International career
- 2004–2005: Brazil U20 / 18 / (0)

= Roberto Sousa =

Brazilian footballer

Roberto de Sousa Rezende (born 18 January 1985) is a Brazilian former professional footballer who played for Rio Branco Esporte Clube as a defensive midfielder.

==Club career==
Born in Goiânia, Goiás, Sousa made his professional debuts with São Paulo-based Guarani Futebol Clube. He played 34 games in his second year, but his team suffered relegation from Série A.

Sousa moved to Europe in 2005, joining Celta de Vigo in Spain. He never imposed himself with the Galicians, also being loaned several times for the duration of his contract, mainly in the country's second division; his La Liga debut came on 20 November 2005, as he played 18 minutes in a 2–1 home win against Atlético Madrid.

After a third and final loan, with Leixões S.C. in Portugal, Sousa was released by Celta but remained in the country of his last club, joining C.S. Marítimo.
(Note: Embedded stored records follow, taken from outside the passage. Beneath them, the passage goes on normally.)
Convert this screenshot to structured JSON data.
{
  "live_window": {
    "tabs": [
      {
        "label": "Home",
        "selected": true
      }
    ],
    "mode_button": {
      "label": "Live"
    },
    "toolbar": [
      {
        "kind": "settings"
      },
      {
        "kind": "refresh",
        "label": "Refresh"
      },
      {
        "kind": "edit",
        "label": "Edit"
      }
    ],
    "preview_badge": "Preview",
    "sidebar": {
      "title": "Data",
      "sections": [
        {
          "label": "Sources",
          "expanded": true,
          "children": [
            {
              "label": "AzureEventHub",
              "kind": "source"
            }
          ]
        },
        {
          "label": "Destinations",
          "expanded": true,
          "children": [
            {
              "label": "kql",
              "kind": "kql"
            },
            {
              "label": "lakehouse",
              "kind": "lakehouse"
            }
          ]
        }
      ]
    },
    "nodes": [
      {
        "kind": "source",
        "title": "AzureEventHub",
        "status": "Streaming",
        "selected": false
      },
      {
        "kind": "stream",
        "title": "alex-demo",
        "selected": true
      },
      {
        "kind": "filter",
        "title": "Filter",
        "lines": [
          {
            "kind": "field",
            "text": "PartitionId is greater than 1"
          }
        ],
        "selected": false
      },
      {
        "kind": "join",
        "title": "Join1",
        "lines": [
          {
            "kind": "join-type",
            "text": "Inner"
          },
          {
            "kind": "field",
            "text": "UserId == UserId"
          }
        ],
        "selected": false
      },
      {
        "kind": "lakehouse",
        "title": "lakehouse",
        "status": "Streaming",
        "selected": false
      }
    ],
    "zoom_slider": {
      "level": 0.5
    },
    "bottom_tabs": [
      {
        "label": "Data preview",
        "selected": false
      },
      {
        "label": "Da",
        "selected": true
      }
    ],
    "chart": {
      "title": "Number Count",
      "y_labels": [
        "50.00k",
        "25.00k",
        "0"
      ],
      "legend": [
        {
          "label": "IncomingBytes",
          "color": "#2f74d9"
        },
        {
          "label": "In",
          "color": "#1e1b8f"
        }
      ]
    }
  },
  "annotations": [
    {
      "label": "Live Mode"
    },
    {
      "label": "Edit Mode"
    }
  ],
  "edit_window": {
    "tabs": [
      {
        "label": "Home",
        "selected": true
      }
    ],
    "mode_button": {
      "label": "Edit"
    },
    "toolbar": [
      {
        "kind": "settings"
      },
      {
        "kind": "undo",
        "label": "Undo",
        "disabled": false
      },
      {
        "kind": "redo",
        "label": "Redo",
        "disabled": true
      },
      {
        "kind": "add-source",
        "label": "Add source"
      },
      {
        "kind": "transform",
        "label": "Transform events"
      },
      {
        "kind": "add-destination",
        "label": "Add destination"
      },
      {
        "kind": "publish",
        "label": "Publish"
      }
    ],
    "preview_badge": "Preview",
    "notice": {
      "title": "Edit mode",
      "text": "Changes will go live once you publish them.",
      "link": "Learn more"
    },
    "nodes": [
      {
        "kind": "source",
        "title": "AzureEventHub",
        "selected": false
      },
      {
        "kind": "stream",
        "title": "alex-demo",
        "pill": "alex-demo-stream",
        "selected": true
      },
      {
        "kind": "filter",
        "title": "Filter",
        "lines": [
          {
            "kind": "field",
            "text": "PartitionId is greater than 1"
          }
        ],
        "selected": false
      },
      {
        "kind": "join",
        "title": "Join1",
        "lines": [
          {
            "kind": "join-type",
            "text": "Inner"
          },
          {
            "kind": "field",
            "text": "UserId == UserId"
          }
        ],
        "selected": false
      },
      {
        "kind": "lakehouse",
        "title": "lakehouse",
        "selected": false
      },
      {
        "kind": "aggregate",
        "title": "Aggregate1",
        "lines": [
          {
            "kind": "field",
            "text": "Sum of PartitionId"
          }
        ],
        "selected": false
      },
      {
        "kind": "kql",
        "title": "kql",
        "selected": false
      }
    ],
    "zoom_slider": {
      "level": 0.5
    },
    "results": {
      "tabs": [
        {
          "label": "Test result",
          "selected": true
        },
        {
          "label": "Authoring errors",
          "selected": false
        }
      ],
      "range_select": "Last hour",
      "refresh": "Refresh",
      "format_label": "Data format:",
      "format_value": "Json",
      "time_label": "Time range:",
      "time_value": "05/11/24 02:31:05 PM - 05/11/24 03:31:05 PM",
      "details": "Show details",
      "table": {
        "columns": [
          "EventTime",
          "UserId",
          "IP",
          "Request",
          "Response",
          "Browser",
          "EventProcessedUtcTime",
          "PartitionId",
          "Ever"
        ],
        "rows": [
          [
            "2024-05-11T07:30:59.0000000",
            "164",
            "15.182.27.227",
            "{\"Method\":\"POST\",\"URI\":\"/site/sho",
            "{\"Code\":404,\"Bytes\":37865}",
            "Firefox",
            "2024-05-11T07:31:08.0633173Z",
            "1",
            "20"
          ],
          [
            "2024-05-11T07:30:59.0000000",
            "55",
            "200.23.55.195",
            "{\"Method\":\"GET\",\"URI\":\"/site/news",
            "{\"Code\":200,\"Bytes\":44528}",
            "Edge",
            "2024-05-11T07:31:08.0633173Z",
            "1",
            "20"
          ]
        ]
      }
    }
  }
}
On 2 December 2011 he scored one of only three official goals in his spell in the island of Madeira, helping to a 2–1 home success over S.L. Benfica for the season's Portuguese Cup.

On 30 June 2012, Sousa moved teams and countries again, signing for Persepolis F.C. in Iran. He was released the following month, however.

On 16 December 2014, after being without a club since his release from Persepolis, Sousa signed with Leixões in Portugal, the site of his third loan from Celta.

On January 29th, 2016, Sousa signed with Rio Branco EC in Sao Paulo, eventually retiring from professional football on December 1st, 2016 after not making a single appearance.

==International career==
Sousa featured in six games for Brazil at the 2005 FIFA U-20 World Cup, helping the national side finish third in the Netherlands.